Personal information
- Date of birth: 1 April 1985 (age 41)
- Position: Forward

Team information
- Current team: Delta Queens

Senior career*
- Years: Team / Apps / (Gls)
- Sunshine Queens
- KMF Kuopio
- Minsk
- Bobruichanka
- Rivers Angels
- Delta Queens

International career
- Nigeria

= Ijeoma Obi =

Nigerian footballer

Ijeoma Obi (born 1 April 1985) is a Nigerian professional footballer who plays for Delta Queens in the Nigeria Women Premier League. She has represented Nigeria women's national football team at the African Women's Championship. She has been described as having great speed and technique to run over defenders.

== Club career ==
In January 2014, Obi signed for Bobruichanka Bobruisk in the Belarusian Premier League. She previously played for Minsk in the same league scoring more than 114 leagues goals in two seasons.

In May 2014, Obi dedicated the goals she scored to the abducted girls in Nigeria. Her team Bobruichanka defeated Niva-BelCard in the League.

In April 2017, Obi was in the starting lineup for Sunshine Queens when they were defeated by her former team, Rivers Angels at Yakubu Gowon Stadium. The result ensured Angels topped the group in the Nigeria Women Premier League.

== International career ==
Obi was part of the Nigerian squad for the 2004 African Women's Championship.

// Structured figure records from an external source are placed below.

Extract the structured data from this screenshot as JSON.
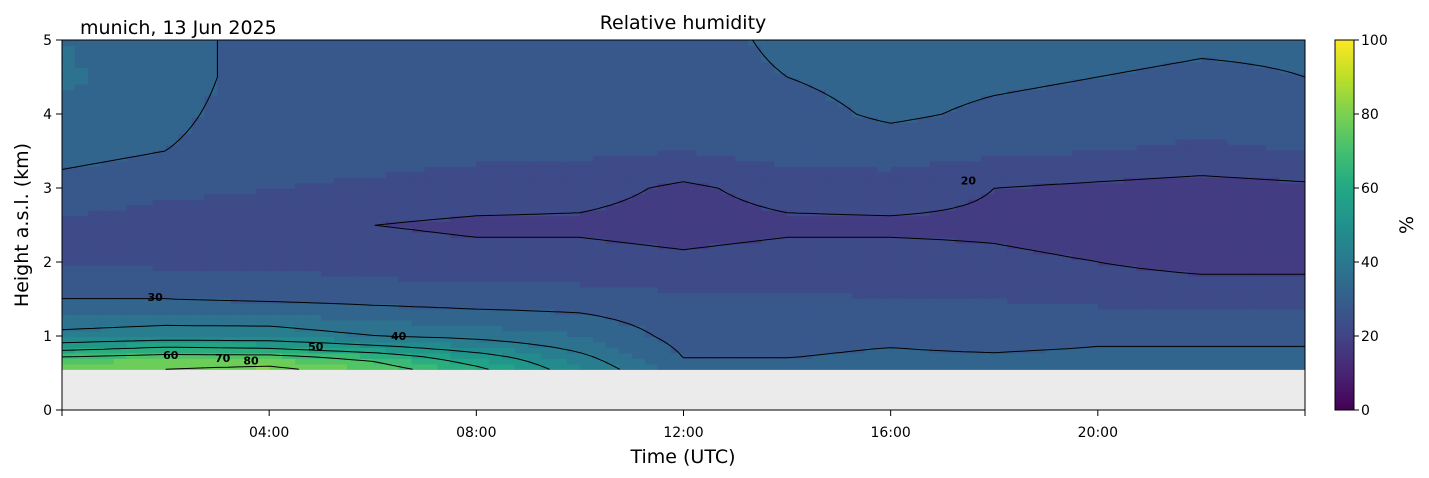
{
  "chart_data": {
    "type": "heatmap",
    "title": "Relative humidity",
    "subtitle": "munich, 13 Jun 2025",
    "xlabel": "Time (UTC)",
    "ylabel": "Height a.s.l. (km)",
    "xlim": [
      0,
      24
    ],
    "ylim": [
      0,
      5
    ],
    "x_ticks": [
      4,
      8,
      12,
      16,
      20
    ],
    "x_tick_labels": [
      "04:00",
      "08:00",
      "12:00",
      "16:00",
      "20:00"
    ],
    "y_ticks": [
      0,
      1,
      2,
      3,
      4,
      5
    ],
    "y_tick_labels": [
      "0",
      "1",
      "2",
      "3",
      "4",
      "5"
    ],
    "colorbar": {
      "label": "%",
      "range": [
        0,
        100
      ],
      "ticks": [
        0,
        20,
        40,
        60,
        80,
        100
      ],
      "tick_labels": [
        "0",
        "20",
        "40",
        "60",
        "80",
        "100"
      ],
      "colormap": "viridis"
    },
    "data_floor_km": 0.55,
    "no_data_color": "#ebebeb",
    "times_utc": [
      0,
      2,
      4,
      6,
      8,
      10,
      12,
      14,
      16,
      18,
      20,
      22,
      24
    ],
    "heights_km": [
      0.55,
      0.7,
      0.85,
      1.0,
      1.5,
      2.0,
      2.5,
      3.0,
      3.5,
      4.0,
      4.5,
      5.0
    ],
    "rh_percent": [
      [
        78,
        80,
        82,
        75,
        62,
        45,
        32,
        32,
        33,
        33,
        35,
        34,
        34
      ],
      [
        72,
        75,
        75,
        68,
        55,
        42,
        30,
        30,
        31,
        31,
        32,
        32,
        32
      ],
      [
        55,
        60,
        58,
        52,
        45,
        38,
        29,
        29,
        30,
        29,
        30,
        30,
        30
      ],
      [
        42,
        44,
        44,
        40,
        38,
        35,
        28,
        28,
        28,
        28,
        29,
        29,
        29
      ],
      [
        30,
        30,
        29,
        28,
        27,
        27,
        26,
        26,
        25,
        25,
        24,
        24,
        24
      ],
      [
        25,
        24,
        24,
        23,
        22,
        22,
        21,
        22,
        22,
        21,
        20,
        18,
        18
      ],
      [
        24,
        23,
        23,
        20,
        19,
        19,
        18,
        19,
        19,
        19,
        18,
        16,
        16
      ],
      [
        28,
        26,
        25,
        24,
        23,
        22,
        19,
        22,
        23,
        20,
        19,
        18,
        19
      ],
      [
        32,
        30,
        28,
        27,
        26,
        26,
        25,
        27,
        27,
        26,
        25,
        24,
        25
      ],
      [
        34,
        31,
        28,
        27,
        27,
        27,
        27,
        28,
        31,
        29,
        28,
        27,
        28
      ],
      [
        36,
        32,
        28,
        28,
        27,
        27,
        28,
        30,
        32,
        31,
        30,
        29,
        30
      ],
      [
        35,
        32,
        28,
        28,
        27,
        27,
        28,
        31,
        34,
        33,
        32,
        31,
        31
      ]
    ],
    "contour_levels": [
      20,
      30,
      40,
      50,
      60,
      70,
      80
    ],
    "contour_labels": [
      {
        "text": "20",
        "t": 17.5,
        "h": 3.1
      },
      {
        "text": "30",
        "t": 1.8,
        "h": 1.53
      },
      {
        "text": "40",
        "t": 6.5,
        "h": 1.0
      },
      {
        "text": "50",
        "t": 4.9,
        "h": 0.86
      },
      {
        "text": "60",
        "t": 2.1,
        "h": 0.74
      },
      {
        "text": "70",
        "t": 3.1,
        "h": 0.7
      },
      {
        "text": "80",
        "t": 3.65,
        "h": 0.67
      }
    ]
  }
}
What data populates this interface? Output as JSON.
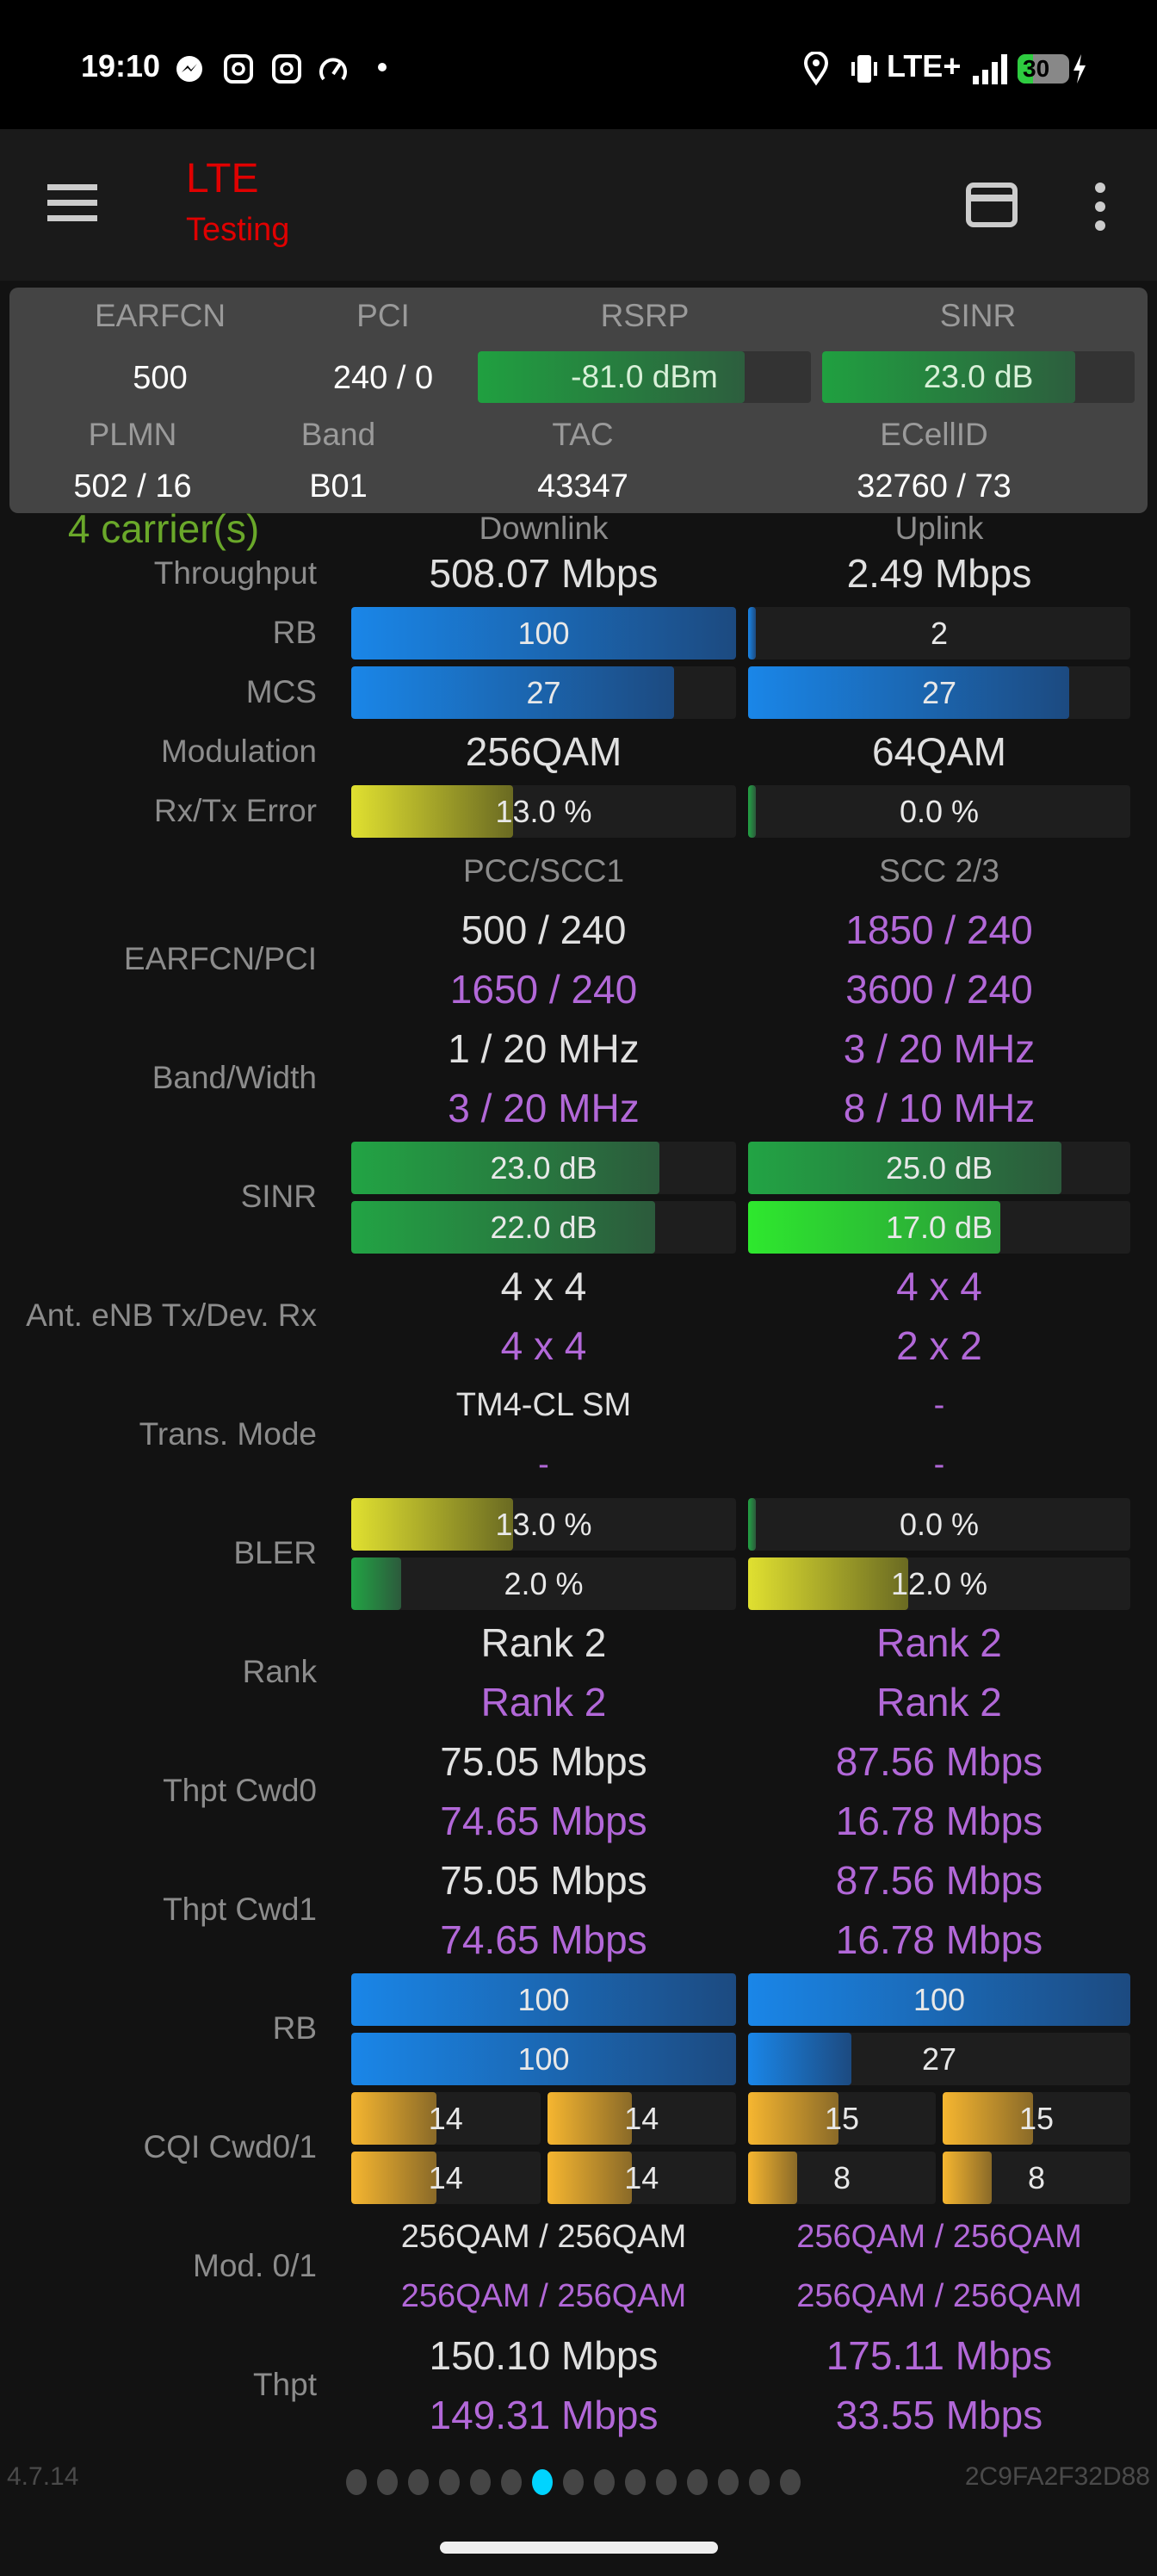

Obi was part of the Nigerian team that won the 2016 Africa Women Cup of Nations. At the 2016 AWCON, She was an unused substitute in the semifinal game against South Africa, Nigeria advanced to the final defeating South Africa by a lone goal.

== Personal life ==
Obi was born on 1 April 1985. In January 2017, Obi lost her brother, Okwuchukwu Obi in an accident. He was also a professional player for First Bank F.C.